Senza la forza della pazienza  i genitori e gli educatori  non possono  creare le condizioni ideali nelle quali i fattori educativi agiscono ed operano con maggiore probabilità di successo, né tantomeno, nel processo ordinario della vita, possono aiutare il ragazzo a gestire e controllare, improvvisi, violenti e sconvolgenti risvegli di gioia, di dolore, di solitudine  o di angoscia.

Quando il giorno declina e  si allungano le ombre della sera e si raffredda il calore dell’amore,  tocca alla famiglia e agli educatori  mettere in atto l’arte della valorizzazione soggettiva che porta alla stima di sé, tende al bene ed è espressione di un atto di volontà, di un comune cammino che consente di affrontare serenamente le fatiche della vita.

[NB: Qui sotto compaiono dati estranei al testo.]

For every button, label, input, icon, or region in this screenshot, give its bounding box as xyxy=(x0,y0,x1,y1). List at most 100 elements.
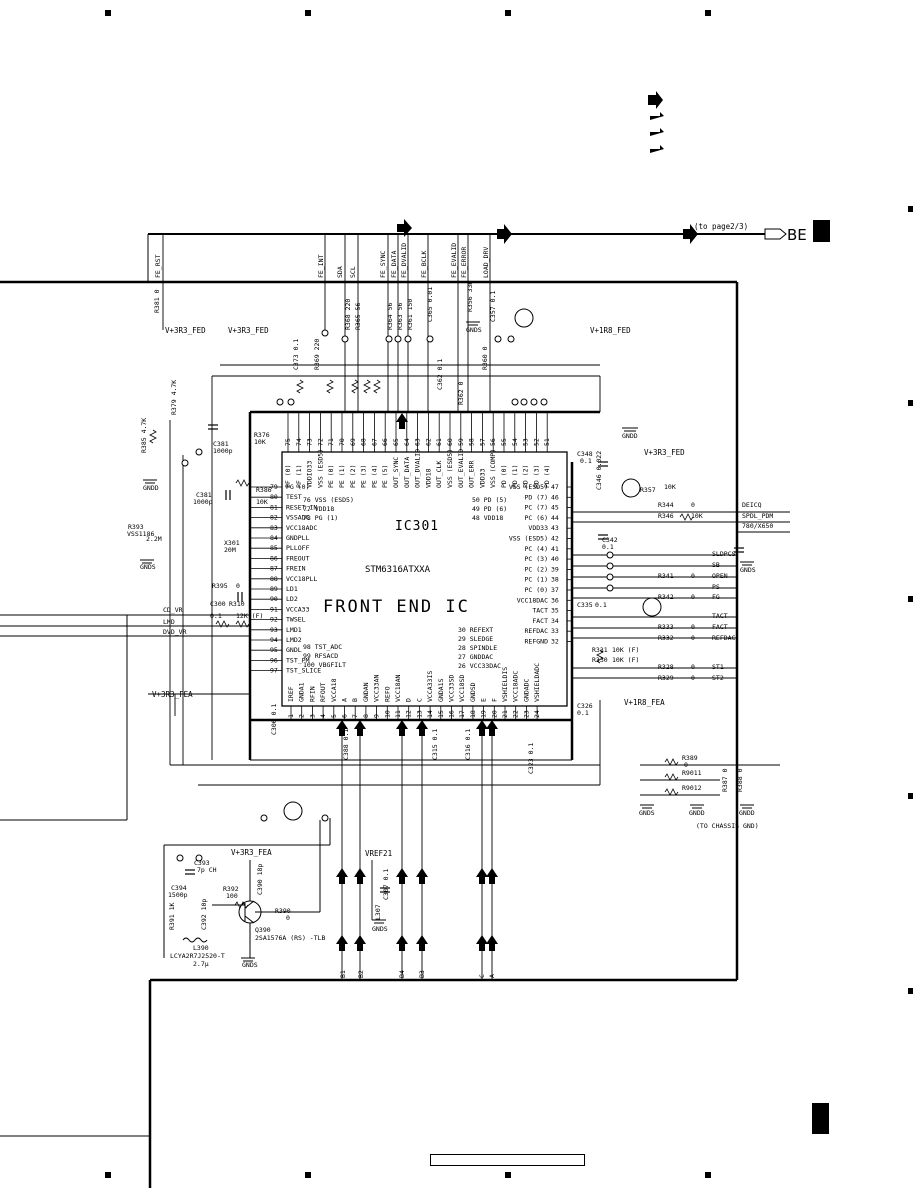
component-label: L307 xyxy=(374,904,382,920)
component-ref: R389 xyxy=(682,754,698,762)
registration-mark xyxy=(705,1172,711,1178)
signal-net: REFDAC xyxy=(712,634,736,642)
left-signal: CD_VR xyxy=(163,606,183,614)
pin-number: 93 xyxy=(270,626,278,634)
pin-label: VCC18AN xyxy=(394,675,402,702)
registration-mark xyxy=(705,10,711,16)
vss-label: VSS1186 xyxy=(127,530,154,538)
component-value: 2.2M xyxy=(146,535,162,543)
pin-number: 97 xyxy=(270,667,278,675)
pin-number: 39 xyxy=(551,565,559,573)
pin-number: 19 xyxy=(480,710,488,718)
schematic-labels: (to page2/3) BE IC301 STM6316ATXXA FRONT… xyxy=(127,222,807,969)
ic-inner-label: 50 PD (5) xyxy=(472,496,507,504)
pin-number: 2 xyxy=(298,714,306,718)
component-value: 20M xyxy=(224,546,236,554)
pin-label: GNDAN xyxy=(362,682,370,702)
signal-net: SPDL_PDM xyxy=(742,512,773,520)
pin-label: RESET_IN xyxy=(286,503,317,511)
pin-number: 45 xyxy=(551,504,559,512)
pin-number: 61 xyxy=(435,438,443,446)
pin-label: VCC18ADC xyxy=(286,524,317,532)
component-label: R385 4.7K xyxy=(140,418,148,453)
pin-number: 86 xyxy=(270,554,278,562)
pin-label: VDD18 xyxy=(424,468,432,488)
pin-number: 15 xyxy=(437,710,445,718)
pin-number: 80 xyxy=(270,493,278,501)
component-value: 0.1 xyxy=(210,612,222,620)
component-label: C307 0.1 xyxy=(382,869,390,900)
left-signal: DVD_VR xyxy=(163,628,187,636)
pin-number: 42 xyxy=(551,535,559,543)
pin-number: 36 xyxy=(551,596,559,604)
pin-number: 8 xyxy=(362,714,370,718)
ic-inner-label: 28 SPINDLE xyxy=(458,644,497,652)
pin-number: 64 xyxy=(403,438,411,446)
bottom-input-lines xyxy=(341,720,493,980)
pin-label: A xyxy=(341,698,349,702)
signal-ref: R329 xyxy=(658,674,674,682)
pin-number: 33 xyxy=(551,627,559,635)
pin-number: 24 xyxy=(533,710,541,718)
ic-inner-label: 30 REFEXT xyxy=(458,626,493,634)
inductor-ref: L390 xyxy=(193,944,209,952)
pin-label: VCCA33 xyxy=(286,605,310,613)
component-value: 0.1 xyxy=(602,543,614,551)
bottom-signal-label: A xyxy=(488,974,496,978)
pin-number: 81 xyxy=(270,503,278,511)
component-ref: R395 xyxy=(212,582,228,590)
component-value: 0.1 xyxy=(577,709,589,717)
ground-label: GNDS xyxy=(639,809,655,817)
page-tab xyxy=(813,220,830,242)
component-value: 1000p xyxy=(213,447,233,455)
pin-label: GNDA1S xyxy=(437,678,445,702)
signal-value: 10K xyxy=(691,512,703,520)
pin-number: 34 xyxy=(551,617,559,625)
signal-ref: R328 xyxy=(658,663,674,671)
pin-label: REFGND xyxy=(525,638,549,646)
pin-label: PE (4) xyxy=(370,465,378,488)
right-signal-lines xyxy=(572,511,790,796)
top-bus xyxy=(148,228,787,240)
registration-mark xyxy=(505,1172,511,1178)
pin-number: 84 xyxy=(270,534,278,542)
top-signal-label: SDA xyxy=(336,266,344,278)
pin-number: 70 xyxy=(338,438,346,446)
pin-number: 66 xyxy=(381,438,389,446)
pin-label: GNDA1 xyxy=(298,682,306,702)
pin-label: VSHIELDADC xyxy=(533,663,541,702)
component-label: R391 1K xyxy=(168,903,176,930)
component-ref: X301 xyxy=(224,539,240,547)
pin-label: OUT_DVALID xyxy=(414,449,422,488)
ic301-body xyxy=(248,410,600,761)
component-value: 10K xyxy=(254,438,266,446)
pin-label: PE (5) xyxy=(381,465,389,488)
component-label: C365 0.01 xyxy=(426,287,434,322)
signal-net: ST1 xyxy=(712,663,724,671)
component-label: R360 0 xyxy=(481,346,489,370)
component-ref: C300 xyxy=(210,600,226,608)
pin-label: PE (1) xyxy=(338,465,346,488)
pin-number: 68 xyxy=(360,438,368,446)
component-ref: R393 xyxy=(128,523,144,531)
pin-label: TACT xyxy=(532,607,548,615)
pin-label: FACT xyxy=(532,617,548,625)
top-signal-label: FE_SYNC xyxy=(379,251,387,278)
pin-label: GNDL xyxy=(286,646,302,654)
pin-number: 13 xyxy=(415,710,423,718)
pin-number: 74 xyxy=(295,438,303,446)
pin-label: VDDIO33 xyxy=(306,461,314,488)
registration-mark xyxy=(105,10,111,16)
top-signal-label: FE_EVALID xyxy=(450,243,458,278)
pin-number: 4 xyxy=(319,714,327,718)
pin-label: PC (0) xyxy=(525,586,548,594)
bottom-signal-label: B1 xyxy=(339,970,347,978)
pin-number: 23 xyxy=(522,710,530,718)
pin-label: RFIN xyxy=(308,686,316,702)
component-value: 0 xyxy=(684,761,688,769)
pin-label: B xyxy=(351,698,359,702)
pin-label: PC (7) xyxy=(525,504,548,512)
ic-name: FRONT END IC xyxy=(323,597,470,617)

Consapevoli di questa universale convinzione circa la necessità della pazienza come disposizione interiore per dialogare, per ascoltare, prima di parlare, la voce del cuore, genitori e docenti non possono  essere considerati  persone che invadono l’intimità personale per portarvi una legge esterna, per incatenare a un dovere, ma anime   che,  guidate e sorrette dall’amore educativo,  hanno occhi, orecchi  e cuore per i giovani, che sanno pazientare e vibrare con essi nel bene per gioire e nel male per ricercare motivi di fiducia e di speranza.

Entrare  dentro le sempre più complesse vite dei ragazzi, per aiutarli a capire ed a capirsi,  per  condividerne ansie, gioie, ricerche, situazioni limpide e intricate è il dono più bello.

E allora,  in questa ontologica ricerca del bene, la pedagogia della pazienza è garanzia di efficienza educativa, irresistibile forza che desidera avventurarsi nel sentiero delle virtù  che  colgono il senso dinamico della personalità e sono  espressione di luce, forza e verità.